To solve my problem, I think what I want is to use scripting to select buckets, but I can't figure out how to do it. All my attempts run into complaints that I must point to a numeric aggregation
In the data below, I want to bucket by alert name, then for each of those buckets see if the latest record is "fire" or "resolve",
I tried various combination of filter or a term sub aggregation or sibling aggregation or parent aggregation, and all them either say, you can do a sub-aggregation on top_hits or you can't point a bucket_path to a non-numeric agg result or the max aggregation cannot have sub-buckets
POST _bulk?refresh
{ "index" : { "_index" : "alerts", "_id" : "1", "_type" : "log" } }
{ "name" : "storage_controller_failure", "@timestamp" : "2019-08-22T15:00:00", "fr" : "fire"}
{ "index" : { "_index" : "alerts", "_id" : "2", "_type" : "log" } }
{ "name" : "storage_controller_failure" , "@timestamp" : "2019-08-22T16:00:00", "fr" : "fire" }
{ "index" : { "_index" : "alerts", "_id" : "3", "_type" : "log" } }
{ "name" : "storage_controller_failure", "@timestamp" : "2019-08-22T17:00:00" , "fr" : "fire"}
{ "index" : { "_index" : "alerts", "_id" : "4", "_type" : "log" } }
{ "name" : "drive_corrupted" , "@timestamp" : "2019-08-22T15:00:00", "fr" : "fire" }
{ "index" : { "_index" : "alerts", "_id" : "5", "_type" : "log" } }
{ "name" : "drive_corrupted" , "@timestamp" : "2019-08-22T16:00:00", "fr" : "resolve"}
Suppose I want to group by alert-name
In this case I would get 2 buckets,
one with the key "storage_controller_failure" and the other"drive_corrupted".

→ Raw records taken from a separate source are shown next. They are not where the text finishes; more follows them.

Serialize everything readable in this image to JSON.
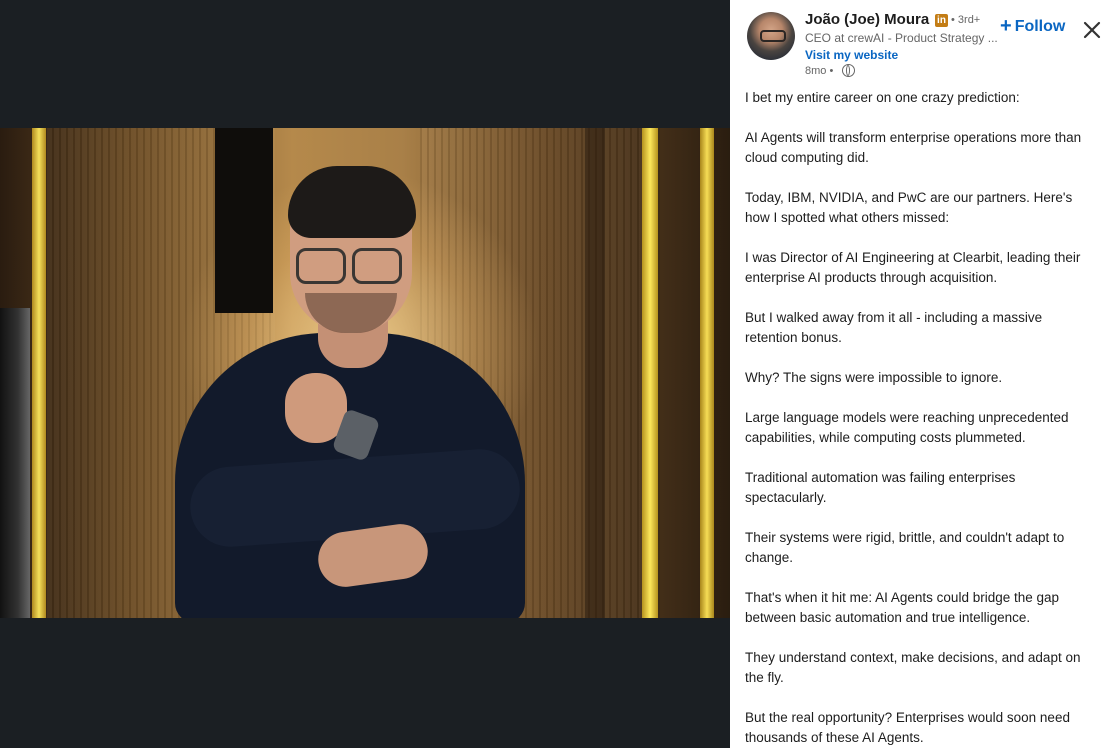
{
  "author": {
    "name": "João (Joe) Moura",
    "badge": "in",
    "degree": "• 3rd+",
    "headline": "CEO at crewAI - Product Strategy ...",
    "website_link": "Visit my website",
    "timestamp": "8mo •",
    "visibility_icon": "globe-icon"
  },
  "actions": {
    "follow_label": "Follow",
    "follow_icon": "+",
    "close_icon": "close-icon"
  },
  "post": {
    "paragraphs": [
      "I bet my entire career on one crazy prediction:",
      "AI Agents will transform enterprise operations more than cloud computing did.",
      "Today, IBM, NVIDIA, and PwC are our partners. Here's how I spotted what others missed:",
      "I was Director of AI Engineering at Clearbit, leading their enterprise AI products through acquisition.",
      "But I walked away from it all - including a massive retention bonus.",
      "Why? The signs were impossible to ignore.",
      "Large language models were reaching unprecedented capabilities, while computing costs plummeted.",
      "Traditional automation was failing enterprises spectacularly.",
      "Their systems were rigid, brittle, and couldn't adapt to change.",
      "That's when it hit me: AI Agents could bridge the gap between basic automation and true intelligence.",
      "They understand context, make decisions, and adapt on the fly.",
      "But the real opportunity? Enterprises would soon need thousands of these AI Agents."
    ]
  },
  "colors": {
    "link_blue": "#0a66c2",
    "viewer_bg": "#1b1f23",
    "badge_gold": "#c37d16"
  }
}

This I can do. Easy-peasy.
What I really want to do is determine if the last record in the bucket is "fire".
Let's assume that the only values for the name "fr" are "fire" and "resolve".
In the data above, the "drive_corrupted" bucket should be dropped because the latest record is "resolve".
I am failing to figure out how to express what I want in the query language.
I can certainly use top_hits or do max of @timestamp to order the records in each bucket.
I can even limit the output of the top_hits or the max so that each bucket only has the latest record ( a single record in each bucket).
Every time I tried to apply a script or filter, I run into the restriction that the script or filter can only apply to numbers.
Here is one of my attempts:
GET alerts*/_search
{
"size" : 0,
"aggs": {
"by_alert_name": {
"terms": { "field": "name", "size": 10 },
"aggs": {
"latest": {
"top_hits": {
"size": 1,
"sort": [ { "@timestamp": { "order": "desc" } } ]
}
},
"firing" : {
"bucket_script": {
"buckets_path": {"latest" : "latest"},
"script": "return 1"
}
}
}
}
}
}
and the error message:
reason": "buckets_path must reference either a number value or a single value numeric metric aggregation, got: org.elasticsearch.search.aggregations.metrics.tophits.InternalTopHits"